All in all, Cybele had time to wonder why neither she nor Draco had ever let go of what objectively looked like a totally unfit friendship.

On her side, she could consider the Magi bind. She had accepted Draco’s friendship offer and then, as Snape had put it, had never been able to go back. But then, even when Draco was proving utterly incompatible, was it the Magi bind which made her feel like she would lose something priceless if she turned her back on him?

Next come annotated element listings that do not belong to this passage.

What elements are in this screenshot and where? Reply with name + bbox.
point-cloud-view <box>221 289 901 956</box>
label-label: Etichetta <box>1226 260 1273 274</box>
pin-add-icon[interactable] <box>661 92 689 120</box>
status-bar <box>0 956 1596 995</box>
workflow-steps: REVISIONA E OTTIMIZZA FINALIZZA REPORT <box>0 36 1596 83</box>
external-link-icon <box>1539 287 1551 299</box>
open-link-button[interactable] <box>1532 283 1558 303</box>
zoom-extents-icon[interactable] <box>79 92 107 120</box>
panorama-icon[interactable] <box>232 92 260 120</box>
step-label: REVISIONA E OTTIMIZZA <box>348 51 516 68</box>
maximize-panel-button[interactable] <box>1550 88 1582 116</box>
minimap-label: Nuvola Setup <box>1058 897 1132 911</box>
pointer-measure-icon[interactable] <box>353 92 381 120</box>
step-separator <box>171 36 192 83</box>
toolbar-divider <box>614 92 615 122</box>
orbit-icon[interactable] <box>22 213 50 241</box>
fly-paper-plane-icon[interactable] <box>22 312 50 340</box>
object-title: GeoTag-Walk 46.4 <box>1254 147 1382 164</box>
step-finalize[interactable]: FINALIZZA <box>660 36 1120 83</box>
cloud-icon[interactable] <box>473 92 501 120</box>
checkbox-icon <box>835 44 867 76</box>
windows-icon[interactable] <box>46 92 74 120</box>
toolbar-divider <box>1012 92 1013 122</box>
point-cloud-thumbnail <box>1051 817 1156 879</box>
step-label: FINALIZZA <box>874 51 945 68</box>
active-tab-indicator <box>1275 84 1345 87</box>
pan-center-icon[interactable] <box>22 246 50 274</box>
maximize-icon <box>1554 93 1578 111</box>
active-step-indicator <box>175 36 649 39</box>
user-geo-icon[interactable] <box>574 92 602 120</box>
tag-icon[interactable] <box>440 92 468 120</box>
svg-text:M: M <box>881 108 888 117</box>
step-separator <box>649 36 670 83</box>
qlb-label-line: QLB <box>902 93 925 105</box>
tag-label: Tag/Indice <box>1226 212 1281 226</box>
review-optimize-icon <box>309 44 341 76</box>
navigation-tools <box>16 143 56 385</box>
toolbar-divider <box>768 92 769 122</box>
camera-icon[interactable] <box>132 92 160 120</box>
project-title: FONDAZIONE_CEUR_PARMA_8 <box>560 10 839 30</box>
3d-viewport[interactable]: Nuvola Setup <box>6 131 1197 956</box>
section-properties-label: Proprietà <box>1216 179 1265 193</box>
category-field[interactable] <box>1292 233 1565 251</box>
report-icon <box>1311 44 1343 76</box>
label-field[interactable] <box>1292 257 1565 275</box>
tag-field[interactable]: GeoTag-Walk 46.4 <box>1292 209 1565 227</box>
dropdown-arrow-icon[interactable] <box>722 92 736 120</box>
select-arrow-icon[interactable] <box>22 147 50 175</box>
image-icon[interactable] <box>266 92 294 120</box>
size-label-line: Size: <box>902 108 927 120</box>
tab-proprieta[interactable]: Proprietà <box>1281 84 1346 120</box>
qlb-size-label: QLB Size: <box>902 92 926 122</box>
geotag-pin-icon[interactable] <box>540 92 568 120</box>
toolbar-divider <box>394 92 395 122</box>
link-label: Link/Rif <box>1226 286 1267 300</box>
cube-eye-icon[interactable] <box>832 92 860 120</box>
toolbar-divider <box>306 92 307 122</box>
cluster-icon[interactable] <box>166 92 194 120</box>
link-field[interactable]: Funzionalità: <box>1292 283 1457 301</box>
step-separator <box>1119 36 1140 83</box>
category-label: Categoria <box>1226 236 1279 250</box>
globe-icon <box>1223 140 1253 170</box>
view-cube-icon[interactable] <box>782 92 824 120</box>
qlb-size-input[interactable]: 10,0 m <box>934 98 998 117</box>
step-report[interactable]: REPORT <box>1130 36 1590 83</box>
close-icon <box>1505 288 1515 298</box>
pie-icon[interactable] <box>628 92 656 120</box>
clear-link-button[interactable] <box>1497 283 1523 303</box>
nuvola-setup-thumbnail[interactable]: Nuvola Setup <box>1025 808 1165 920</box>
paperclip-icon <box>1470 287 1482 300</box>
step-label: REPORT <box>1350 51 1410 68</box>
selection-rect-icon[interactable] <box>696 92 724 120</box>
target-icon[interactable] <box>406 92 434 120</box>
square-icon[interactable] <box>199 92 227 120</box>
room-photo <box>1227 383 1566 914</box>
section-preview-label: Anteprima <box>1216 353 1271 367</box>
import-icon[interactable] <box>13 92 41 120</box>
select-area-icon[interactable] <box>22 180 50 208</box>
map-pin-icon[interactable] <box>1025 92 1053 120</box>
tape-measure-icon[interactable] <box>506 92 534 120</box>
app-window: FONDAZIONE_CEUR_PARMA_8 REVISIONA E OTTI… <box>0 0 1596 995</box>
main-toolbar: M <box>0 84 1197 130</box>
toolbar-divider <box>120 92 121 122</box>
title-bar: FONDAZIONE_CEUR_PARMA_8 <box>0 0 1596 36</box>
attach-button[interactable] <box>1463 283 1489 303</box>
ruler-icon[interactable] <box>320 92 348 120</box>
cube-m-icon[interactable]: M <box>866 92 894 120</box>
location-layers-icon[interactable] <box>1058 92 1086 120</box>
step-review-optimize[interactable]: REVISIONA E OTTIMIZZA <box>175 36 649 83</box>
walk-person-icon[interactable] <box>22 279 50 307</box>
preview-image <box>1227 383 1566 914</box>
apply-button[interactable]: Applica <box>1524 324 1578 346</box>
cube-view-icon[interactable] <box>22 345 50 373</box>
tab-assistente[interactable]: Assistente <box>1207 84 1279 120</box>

To be honest, there were a lot of things she really liked about Draco; maybe not as many as the things she hated, but still a lot. She liked the Slytherin traits in him, they were, in his good days, nobly incarnated in him: the sharp cunningness, the sensible self-interest, the refreshing disregard for rules. She liked his boyish conversation, too, and his physical presence: his voice, his hair, the way he flew, his laugh when he rose in the sky with her at the back of his broom. And then there was the influence she had on him. He was less of a coward when he was with her: he had flown over the Forbidden Forest, stood up to Flint, sneak in Hogwarts during term breaks. He spoke more mildly with her. He could actually have a spontaneous and long conversation without bringing up any of his stupid topics of predilection; didn’t that mean something good about him?

Moreover, there was the fact that he wouldn’t give up on her. And he didn’t have a Magi bind to explain that.


*-*-*-*-*



It seemed like yesterday that she had opened her eyes weakly to find Professor Snape at her bedside, Cybele thought as she woke up on the 1st of September.